Under federal law, colleges and universities are not allowed to enact policies that discriminate against students because of their mental health needs. The Student Mental Health Rights Act, led by Porter and Representatives Joe Courtney (CT-02) and Debbie Mucarsel-Powell (FL-26) will help colleges and universities come into compliance with federal guidelines on mental health policies, resulting in better campus policies to support students.
“As Congress and our communities continue to work to destigmatize mental health challenges, we must do more to make sure college students—many who are living away from their families for the first time—have the supports and services they need on campus to thrive,” Congressman Courtney said. “I want to thank Rep. Porter for her leadership on this important legislation to help better align colleges with federal policies and improve our understanding of mental health challenges among college students.”
“College campuses around Florida and across the country are seeing an increase in the rates of students experiencing depression and anxiety. In fact, recent data shows that three out of five students experienced overwhelming anxiety, and two out of five experienced serious depression,” Congresswoman Mucarsel-Powell said. “Unfortunately, due to stigma or fear of negative consequences, only a small percentage of students seek out help. To make matters worse, on some campuses, students who do come forward are turned away or even punished for looking for assistance. This is a serious crisis and we must act to alleviate it. The Student Mental Health Rights Act is an important step in ensuring that students on college campuses across the country are comfortable seeking and receiving the mental health services they need.”

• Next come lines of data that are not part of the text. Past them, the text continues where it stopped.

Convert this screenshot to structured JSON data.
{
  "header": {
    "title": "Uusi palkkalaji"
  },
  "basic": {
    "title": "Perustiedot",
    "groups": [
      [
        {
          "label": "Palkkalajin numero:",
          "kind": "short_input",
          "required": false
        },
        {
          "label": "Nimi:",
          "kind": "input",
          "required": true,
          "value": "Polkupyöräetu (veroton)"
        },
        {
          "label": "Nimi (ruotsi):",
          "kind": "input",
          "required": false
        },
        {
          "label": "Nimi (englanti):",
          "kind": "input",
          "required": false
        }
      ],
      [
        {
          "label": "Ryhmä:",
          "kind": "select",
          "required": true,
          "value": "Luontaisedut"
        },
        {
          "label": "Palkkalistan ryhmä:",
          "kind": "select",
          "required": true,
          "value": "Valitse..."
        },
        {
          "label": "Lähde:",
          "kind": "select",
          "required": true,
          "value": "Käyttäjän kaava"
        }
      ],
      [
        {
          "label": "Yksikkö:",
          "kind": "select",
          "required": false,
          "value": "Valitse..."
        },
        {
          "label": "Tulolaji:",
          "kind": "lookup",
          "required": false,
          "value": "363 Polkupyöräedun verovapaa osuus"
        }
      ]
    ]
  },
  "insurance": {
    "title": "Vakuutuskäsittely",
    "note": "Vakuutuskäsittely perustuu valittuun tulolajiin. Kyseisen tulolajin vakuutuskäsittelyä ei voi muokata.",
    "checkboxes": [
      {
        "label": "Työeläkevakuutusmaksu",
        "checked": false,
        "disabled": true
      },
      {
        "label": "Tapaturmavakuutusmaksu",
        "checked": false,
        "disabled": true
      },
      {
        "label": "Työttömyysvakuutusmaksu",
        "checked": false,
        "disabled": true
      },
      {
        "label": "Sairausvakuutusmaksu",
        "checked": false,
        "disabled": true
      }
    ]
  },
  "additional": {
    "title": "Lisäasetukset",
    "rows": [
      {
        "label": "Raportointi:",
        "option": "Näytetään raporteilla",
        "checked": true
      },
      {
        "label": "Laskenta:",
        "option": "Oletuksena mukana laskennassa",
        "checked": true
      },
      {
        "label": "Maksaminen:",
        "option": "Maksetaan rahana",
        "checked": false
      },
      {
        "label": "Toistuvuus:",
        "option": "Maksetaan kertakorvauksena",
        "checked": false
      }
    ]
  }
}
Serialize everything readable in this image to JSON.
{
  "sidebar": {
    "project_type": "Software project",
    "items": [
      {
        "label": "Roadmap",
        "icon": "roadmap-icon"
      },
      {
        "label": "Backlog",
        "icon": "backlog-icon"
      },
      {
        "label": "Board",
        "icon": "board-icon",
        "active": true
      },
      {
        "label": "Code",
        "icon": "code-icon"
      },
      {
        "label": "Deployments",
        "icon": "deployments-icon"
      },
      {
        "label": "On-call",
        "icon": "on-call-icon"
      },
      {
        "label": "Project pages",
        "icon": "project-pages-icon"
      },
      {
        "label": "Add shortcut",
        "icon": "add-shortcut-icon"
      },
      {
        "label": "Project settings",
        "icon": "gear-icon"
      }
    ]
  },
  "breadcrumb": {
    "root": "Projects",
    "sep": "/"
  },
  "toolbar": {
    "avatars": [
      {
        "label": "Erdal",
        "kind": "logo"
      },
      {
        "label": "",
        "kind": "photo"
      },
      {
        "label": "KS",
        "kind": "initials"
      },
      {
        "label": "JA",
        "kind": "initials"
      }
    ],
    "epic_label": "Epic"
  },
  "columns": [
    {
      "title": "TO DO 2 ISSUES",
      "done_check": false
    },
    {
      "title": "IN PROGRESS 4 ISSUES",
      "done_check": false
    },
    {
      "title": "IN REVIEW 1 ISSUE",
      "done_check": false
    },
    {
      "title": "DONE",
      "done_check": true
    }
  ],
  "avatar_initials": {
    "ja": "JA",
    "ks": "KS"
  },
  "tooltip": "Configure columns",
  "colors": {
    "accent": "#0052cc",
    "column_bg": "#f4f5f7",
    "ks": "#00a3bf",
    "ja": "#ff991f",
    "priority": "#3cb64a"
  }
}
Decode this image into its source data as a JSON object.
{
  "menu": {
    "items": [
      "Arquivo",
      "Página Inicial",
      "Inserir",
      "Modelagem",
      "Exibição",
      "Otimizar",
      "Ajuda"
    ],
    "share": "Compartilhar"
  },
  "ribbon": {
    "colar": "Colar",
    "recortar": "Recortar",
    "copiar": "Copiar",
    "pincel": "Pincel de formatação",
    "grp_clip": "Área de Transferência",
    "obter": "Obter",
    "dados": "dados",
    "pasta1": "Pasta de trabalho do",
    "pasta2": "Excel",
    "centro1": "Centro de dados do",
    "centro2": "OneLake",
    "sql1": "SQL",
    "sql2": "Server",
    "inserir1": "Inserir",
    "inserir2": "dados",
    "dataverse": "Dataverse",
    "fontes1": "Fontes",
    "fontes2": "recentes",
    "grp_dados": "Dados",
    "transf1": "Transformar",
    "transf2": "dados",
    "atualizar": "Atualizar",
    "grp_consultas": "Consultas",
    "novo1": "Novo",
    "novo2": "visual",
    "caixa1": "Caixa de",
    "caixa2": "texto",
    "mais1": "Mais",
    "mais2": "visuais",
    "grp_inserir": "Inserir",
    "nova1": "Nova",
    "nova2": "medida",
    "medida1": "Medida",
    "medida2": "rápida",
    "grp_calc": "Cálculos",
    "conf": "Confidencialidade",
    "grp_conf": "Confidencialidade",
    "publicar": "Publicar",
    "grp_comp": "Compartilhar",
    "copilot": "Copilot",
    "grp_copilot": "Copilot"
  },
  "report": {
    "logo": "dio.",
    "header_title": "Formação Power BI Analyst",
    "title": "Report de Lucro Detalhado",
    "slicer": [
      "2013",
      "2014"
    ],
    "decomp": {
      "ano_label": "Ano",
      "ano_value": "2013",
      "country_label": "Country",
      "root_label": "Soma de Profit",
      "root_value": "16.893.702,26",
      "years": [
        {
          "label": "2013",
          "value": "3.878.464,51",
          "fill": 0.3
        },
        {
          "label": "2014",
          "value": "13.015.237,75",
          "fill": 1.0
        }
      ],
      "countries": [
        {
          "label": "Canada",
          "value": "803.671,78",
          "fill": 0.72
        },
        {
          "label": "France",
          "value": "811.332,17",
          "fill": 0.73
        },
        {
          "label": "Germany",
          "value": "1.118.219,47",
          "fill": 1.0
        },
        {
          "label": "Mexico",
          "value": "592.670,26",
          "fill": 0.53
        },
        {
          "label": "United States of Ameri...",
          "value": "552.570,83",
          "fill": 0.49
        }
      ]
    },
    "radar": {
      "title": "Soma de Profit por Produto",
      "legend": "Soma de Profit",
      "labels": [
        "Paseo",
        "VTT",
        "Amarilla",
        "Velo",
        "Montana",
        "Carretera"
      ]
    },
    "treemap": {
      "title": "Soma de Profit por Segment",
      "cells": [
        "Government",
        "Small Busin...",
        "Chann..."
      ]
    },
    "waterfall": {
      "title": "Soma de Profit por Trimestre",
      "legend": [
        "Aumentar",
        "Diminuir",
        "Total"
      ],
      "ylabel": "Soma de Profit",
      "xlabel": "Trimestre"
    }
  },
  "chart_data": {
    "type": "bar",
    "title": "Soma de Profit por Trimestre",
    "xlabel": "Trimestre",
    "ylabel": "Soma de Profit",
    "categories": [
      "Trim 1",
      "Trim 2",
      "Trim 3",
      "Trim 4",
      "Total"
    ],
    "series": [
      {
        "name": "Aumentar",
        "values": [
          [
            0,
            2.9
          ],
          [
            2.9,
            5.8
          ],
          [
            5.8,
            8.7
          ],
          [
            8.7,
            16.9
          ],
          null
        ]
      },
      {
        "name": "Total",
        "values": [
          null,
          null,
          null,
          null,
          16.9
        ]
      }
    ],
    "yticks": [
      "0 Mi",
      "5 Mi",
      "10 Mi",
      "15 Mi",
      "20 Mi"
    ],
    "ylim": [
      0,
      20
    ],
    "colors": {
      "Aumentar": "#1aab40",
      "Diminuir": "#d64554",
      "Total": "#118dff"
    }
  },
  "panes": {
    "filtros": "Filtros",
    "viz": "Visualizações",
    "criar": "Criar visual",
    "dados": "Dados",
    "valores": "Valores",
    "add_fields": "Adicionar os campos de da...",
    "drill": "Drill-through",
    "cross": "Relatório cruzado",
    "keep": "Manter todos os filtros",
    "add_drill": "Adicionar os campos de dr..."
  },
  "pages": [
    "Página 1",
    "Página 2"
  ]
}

The Student Mental Health Rights Act will:
- Direct the Secretary of Education to study student mental health and campus policies at colleges and universities; and
- Require the Secretary of Education, in consultation with the Assistant Attorney General of the Civil Rights Division of the Department of Justice, to issue guidance on how colleges and universities can comply with federal law on mental health.
The National Council on Disability is the supporting federal advisory body for the legislation.
Additionally, the bill is supported by the Bazelon Center for Mental Health Law, Mental Health America, National Education Association, Association of University Centers on Disabilities, State Council on Developmental Disabilities, National Center for Learning Disabilities, American Psychiatric Association, Anxiety and Depression Association of America, Active Minds, American Counseling Association, National Register of Health Service Psychologists, National Alliance to Advance Adolescent Health, School Social Work Association of America, National Association for Children's Behavioral Health, SMART Recovery, American Association for Psychoanalysis in Clinical Social Work, National Association of County Behavioral Health & Developmental Disability Directors, Global Alliance for Behavioral Health and Social Justice.
“We are grateful to Representative Porter for introducing legislation to address the widespread discrimination experienced by college students with mental health disabilities and improve compliance with disability rights laws,” said the Bazelon Center for Mental Health’s Director of Policy and Legal Advocacy Jennifer Mathis. “College is a critical time in young people's lives and it is imperative that we do more to ensure that students with psychiatric disabilities are fairly treated, and are not inappropriately placed on leaves of absence or otherwise discriminated against based on fears and stereotypes.”
Congresswoman Porter has been a consistent advocate for improving mental health care. Over the summer, she visited Children’s Hospital of Orange County and toured their new mental health facility. Earlier this year, she introduced bipartisan legislation to better enforce federal laws that require that mental health coverage cannot be more restrictive than coverage for other medical care.